We found that the mapping quality was influenced by the field workers’ years of experience. There was general decreasing trend in the values of error rates with increasing years of experience. However, the trend was not statistically significant. The field worker with the fewest years of experience had one of the lowest error rates, which was an unexpected result; we expected that longer mapping experience would result in better mapping quality. Instead, we saw a large increase in mapping errors during the third and fourth years of work. We hypothesize that this is because the work had become routine, possibly leading to excessive self-confidence and a failure to consult the mapping guidelines, leading to mistakes. Subsequently, the mapping quality again improved, which indicated the influence of experience on mapping quality. Therefore, the relationship between years of experience and mapping quality might not be linear, but rather U-shaped. However, our study did not provide enough data to confirm this hypothesis because there were too few field workers with short experience. Hearn et al. [35
] found similar results, with years of experience not significantly correlated with classification correctness in habitat mapping. This is probably because vegetation mapping is also more subjective, and it is more complicated to determine clear vegetation borders and vegetation types; even after many years of experience, this remains a complex task.

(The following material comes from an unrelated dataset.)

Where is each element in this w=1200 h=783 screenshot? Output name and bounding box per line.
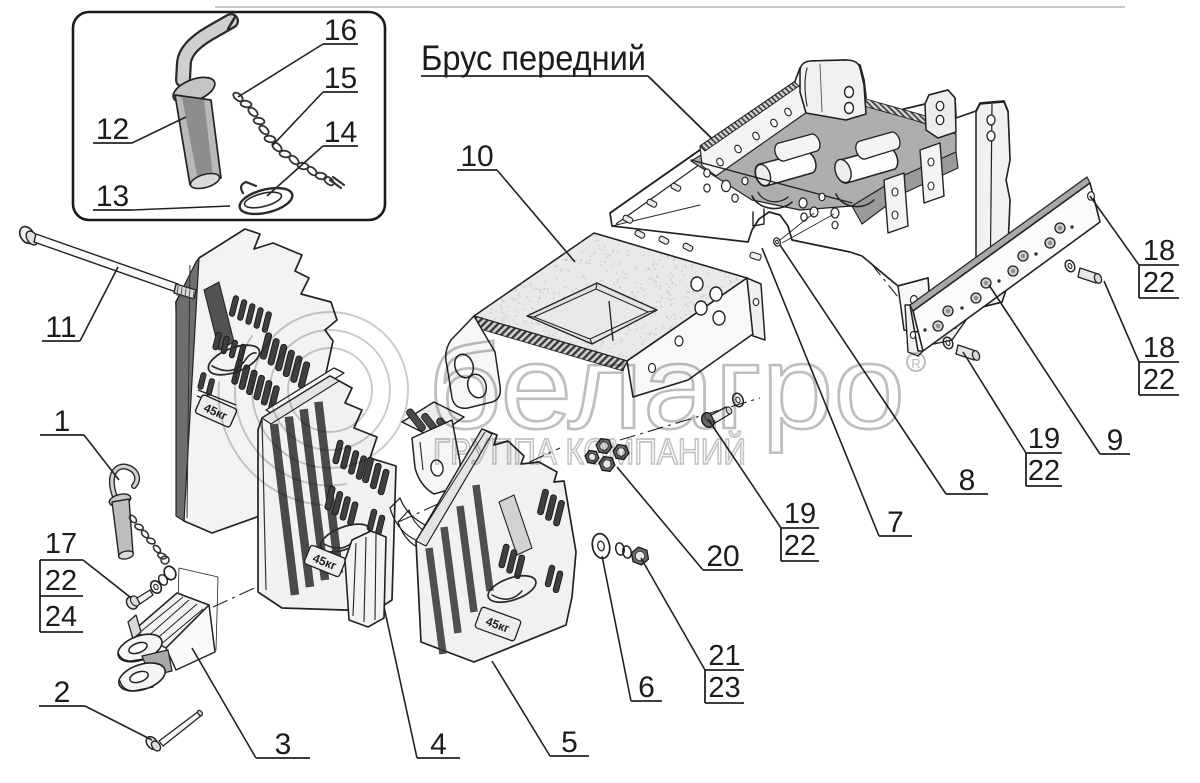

In conclusion, we found that the quality of mapping varied among the landscape types. Some landscape types show higher correctness (built-up-diverse) than others (open-simple and closed-complex). This is most likely because man-made objects are easier to identify than natural vegetation, where the similarity of species composition between different vegetation types might be confusing and where drawing clear borders between different vegetation types is harder. The mapping quality was also generally higher in more open landscapes because better visibility decreases the risk of MCO errors. Interestingly, there was no statistically significant difference in mapping quality between men and women. However, although there was a trend of decreasing error rates with increasing years of experience, it was also not statistically significant because the field worker with the fewest years of experience had among the lowest error rates, whereas field workers with average experience showed the poorest results, and field workers with the most extensive experience showed improved mapping quality. In the current study, it was impossible to clearly differentiate the effect of the individual characteristics of field workers on the mapping quality from the effect of landscape, partially because the number of field workers was limited, and because these effects are interrelated and it is inherently hard to separate them. Our results suggest that mapping quality can be improved if field workers can choose their preferred landscape. In addition, it will be beneficial if the mapping guidelines are improved for forested areas to reduce potential errors that can be avoided by proper fieldwork. Monitoring fieldwork to detect errors, so that workers can be trained to avoid such errors in the future, would also improve mapping accuracy.